As my friend said, we are both doing the best we can for our babies given our circumstances. And that is right – although our breastfeeding problems have been very different, we have a lot in common. We have both had feelings of failure in the past, that we had failed at our role as a mum because we were not able to do the ‘normal’ thing of (exclusive) breastfeeding (at the breast). Both of us have suffered, mainly emotional pain for me as it dawned on me that I wasn’t physically able to produce enough milk for my baby and had to figure out how and if I could continue breastfeeding at all, and both physical and emotional pain for my friend who desperately wanted her baby to be able to latch comfortably for more than a minute at a time and urgently sought help from health professionals whose care they were in. We both have the faff of sterilisation and having to remember and gauge how much milk to take out with us.
But both of us have come to realise that we are not failures, and that our decisions on how to feed our babies are in the best interests of our babies considering the experiences we’ve been through, and we are giving them all they need for the best start in life. The same goes for all other mums I know personally, whether they have breastfed (exclusively/ partially/ at the breast/ via bottles) or formula fed; there is a story behind every decision on how each one feeds/fed their baby. When I think about how many mums I know who have breastfed with no major problems, it’s quite a low number given how many started out trying to breastfeed.

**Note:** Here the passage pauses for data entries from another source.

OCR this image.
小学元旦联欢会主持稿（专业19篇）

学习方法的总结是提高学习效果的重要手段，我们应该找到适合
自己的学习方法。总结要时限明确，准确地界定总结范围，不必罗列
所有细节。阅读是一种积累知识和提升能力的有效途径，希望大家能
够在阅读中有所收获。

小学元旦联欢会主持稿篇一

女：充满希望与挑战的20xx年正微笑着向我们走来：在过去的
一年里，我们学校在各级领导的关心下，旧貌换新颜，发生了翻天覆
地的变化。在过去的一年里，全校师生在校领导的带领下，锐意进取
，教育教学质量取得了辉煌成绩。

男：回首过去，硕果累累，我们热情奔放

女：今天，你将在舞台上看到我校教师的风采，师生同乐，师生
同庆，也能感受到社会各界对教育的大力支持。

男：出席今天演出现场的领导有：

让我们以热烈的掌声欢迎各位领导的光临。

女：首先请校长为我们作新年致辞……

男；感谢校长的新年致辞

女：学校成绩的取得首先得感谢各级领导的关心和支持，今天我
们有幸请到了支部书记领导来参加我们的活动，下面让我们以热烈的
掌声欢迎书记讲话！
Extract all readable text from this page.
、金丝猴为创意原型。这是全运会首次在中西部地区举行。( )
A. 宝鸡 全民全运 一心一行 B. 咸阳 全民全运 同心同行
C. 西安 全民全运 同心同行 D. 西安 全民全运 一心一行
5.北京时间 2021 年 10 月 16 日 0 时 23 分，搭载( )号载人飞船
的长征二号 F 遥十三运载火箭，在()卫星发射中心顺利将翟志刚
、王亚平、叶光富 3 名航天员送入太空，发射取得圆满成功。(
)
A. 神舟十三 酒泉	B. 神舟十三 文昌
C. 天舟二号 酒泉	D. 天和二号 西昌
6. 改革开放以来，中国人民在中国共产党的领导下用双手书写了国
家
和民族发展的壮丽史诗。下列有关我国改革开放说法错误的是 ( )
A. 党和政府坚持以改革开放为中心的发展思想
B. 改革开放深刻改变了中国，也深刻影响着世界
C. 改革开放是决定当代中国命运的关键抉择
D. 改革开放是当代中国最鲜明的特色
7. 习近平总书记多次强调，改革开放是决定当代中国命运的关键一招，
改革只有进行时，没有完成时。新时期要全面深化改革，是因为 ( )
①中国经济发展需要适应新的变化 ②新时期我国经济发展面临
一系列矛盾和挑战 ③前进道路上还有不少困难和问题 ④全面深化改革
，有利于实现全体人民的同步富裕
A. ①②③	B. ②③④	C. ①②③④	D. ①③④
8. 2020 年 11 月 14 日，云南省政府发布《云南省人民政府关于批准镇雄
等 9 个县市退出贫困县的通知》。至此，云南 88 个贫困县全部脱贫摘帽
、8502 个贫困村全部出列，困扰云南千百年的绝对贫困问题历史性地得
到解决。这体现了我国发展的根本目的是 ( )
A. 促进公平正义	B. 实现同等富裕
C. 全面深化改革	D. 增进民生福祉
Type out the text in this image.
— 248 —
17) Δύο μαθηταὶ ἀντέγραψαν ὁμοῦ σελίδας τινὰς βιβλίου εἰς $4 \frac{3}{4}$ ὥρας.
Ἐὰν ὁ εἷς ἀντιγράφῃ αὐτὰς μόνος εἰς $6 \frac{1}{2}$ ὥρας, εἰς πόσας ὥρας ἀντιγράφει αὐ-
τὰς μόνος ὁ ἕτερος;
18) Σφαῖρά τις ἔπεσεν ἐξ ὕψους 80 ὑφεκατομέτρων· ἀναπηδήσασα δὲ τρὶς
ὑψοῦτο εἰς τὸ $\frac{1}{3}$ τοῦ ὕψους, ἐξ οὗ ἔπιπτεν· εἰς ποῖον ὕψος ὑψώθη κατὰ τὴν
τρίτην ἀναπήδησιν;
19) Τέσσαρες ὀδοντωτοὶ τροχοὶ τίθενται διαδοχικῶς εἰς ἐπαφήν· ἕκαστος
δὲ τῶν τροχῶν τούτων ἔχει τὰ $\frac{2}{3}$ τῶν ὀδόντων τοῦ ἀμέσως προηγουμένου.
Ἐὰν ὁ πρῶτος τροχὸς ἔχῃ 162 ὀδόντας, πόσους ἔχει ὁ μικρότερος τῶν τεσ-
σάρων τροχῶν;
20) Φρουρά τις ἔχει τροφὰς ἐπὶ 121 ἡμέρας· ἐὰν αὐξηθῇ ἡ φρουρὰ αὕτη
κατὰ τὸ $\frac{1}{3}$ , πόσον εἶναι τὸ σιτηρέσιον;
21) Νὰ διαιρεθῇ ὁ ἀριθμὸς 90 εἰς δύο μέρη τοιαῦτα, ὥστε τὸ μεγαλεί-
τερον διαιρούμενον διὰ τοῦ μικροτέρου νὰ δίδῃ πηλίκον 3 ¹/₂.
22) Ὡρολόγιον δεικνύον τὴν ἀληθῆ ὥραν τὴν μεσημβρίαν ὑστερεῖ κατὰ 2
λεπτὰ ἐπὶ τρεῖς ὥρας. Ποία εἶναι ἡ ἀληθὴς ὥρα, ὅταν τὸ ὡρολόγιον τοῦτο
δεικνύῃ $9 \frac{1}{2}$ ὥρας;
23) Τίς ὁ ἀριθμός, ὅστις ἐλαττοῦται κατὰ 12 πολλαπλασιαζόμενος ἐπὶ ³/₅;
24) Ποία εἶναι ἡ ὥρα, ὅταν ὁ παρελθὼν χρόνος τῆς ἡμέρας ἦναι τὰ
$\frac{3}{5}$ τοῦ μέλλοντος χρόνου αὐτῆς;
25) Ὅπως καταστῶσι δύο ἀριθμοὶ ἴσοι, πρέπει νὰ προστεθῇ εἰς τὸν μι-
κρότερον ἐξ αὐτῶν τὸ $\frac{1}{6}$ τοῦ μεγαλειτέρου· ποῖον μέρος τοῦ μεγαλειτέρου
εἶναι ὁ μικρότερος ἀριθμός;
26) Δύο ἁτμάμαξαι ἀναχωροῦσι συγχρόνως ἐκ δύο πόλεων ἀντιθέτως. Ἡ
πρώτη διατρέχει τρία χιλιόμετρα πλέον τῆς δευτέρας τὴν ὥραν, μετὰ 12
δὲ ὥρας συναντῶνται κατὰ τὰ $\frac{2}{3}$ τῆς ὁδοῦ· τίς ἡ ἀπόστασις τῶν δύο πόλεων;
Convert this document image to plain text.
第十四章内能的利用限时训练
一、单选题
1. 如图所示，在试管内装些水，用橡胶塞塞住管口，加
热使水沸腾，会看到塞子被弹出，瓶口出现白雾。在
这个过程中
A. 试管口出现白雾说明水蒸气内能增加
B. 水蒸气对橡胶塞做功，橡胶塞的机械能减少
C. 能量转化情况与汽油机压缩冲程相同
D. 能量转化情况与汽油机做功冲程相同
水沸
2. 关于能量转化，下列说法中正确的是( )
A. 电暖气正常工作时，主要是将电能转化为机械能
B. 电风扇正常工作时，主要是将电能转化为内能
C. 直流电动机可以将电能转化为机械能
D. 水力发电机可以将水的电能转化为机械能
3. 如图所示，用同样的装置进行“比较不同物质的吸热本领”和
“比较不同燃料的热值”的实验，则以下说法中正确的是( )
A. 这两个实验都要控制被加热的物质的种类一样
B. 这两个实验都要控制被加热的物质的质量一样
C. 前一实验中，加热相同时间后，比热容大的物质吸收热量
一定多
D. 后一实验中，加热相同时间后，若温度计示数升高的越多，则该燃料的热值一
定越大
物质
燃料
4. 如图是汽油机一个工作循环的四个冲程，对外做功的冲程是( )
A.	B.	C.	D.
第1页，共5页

Not that I want to put pregnant mums-to-be off, but I think it’s important to be realistic about it, and equally say how important it is to get good support, preferably set up and in place before baby arrives so you know who to turn to if you do encounter issues. Accurate information and knowledge of breastfeeding, as well as sensitive emotional support, are key to overcoming challenges, and we are very blessed that we found it at the right time. Before I had a baby, I thought that feeding one would be a simple black and white decision – breast or bottle – but since I had my first baby, I’ve come to learn that it’s a much greyer picture than that. And my friend and I painted some of that (positive) greyness one lunch time in a busy cafe, where there could well have also been a mum feeding formula milk via a bottle and a mum breastfeeding in the classic way (I didn’t notice, it was too busy and I was more interested in talking to my friend!)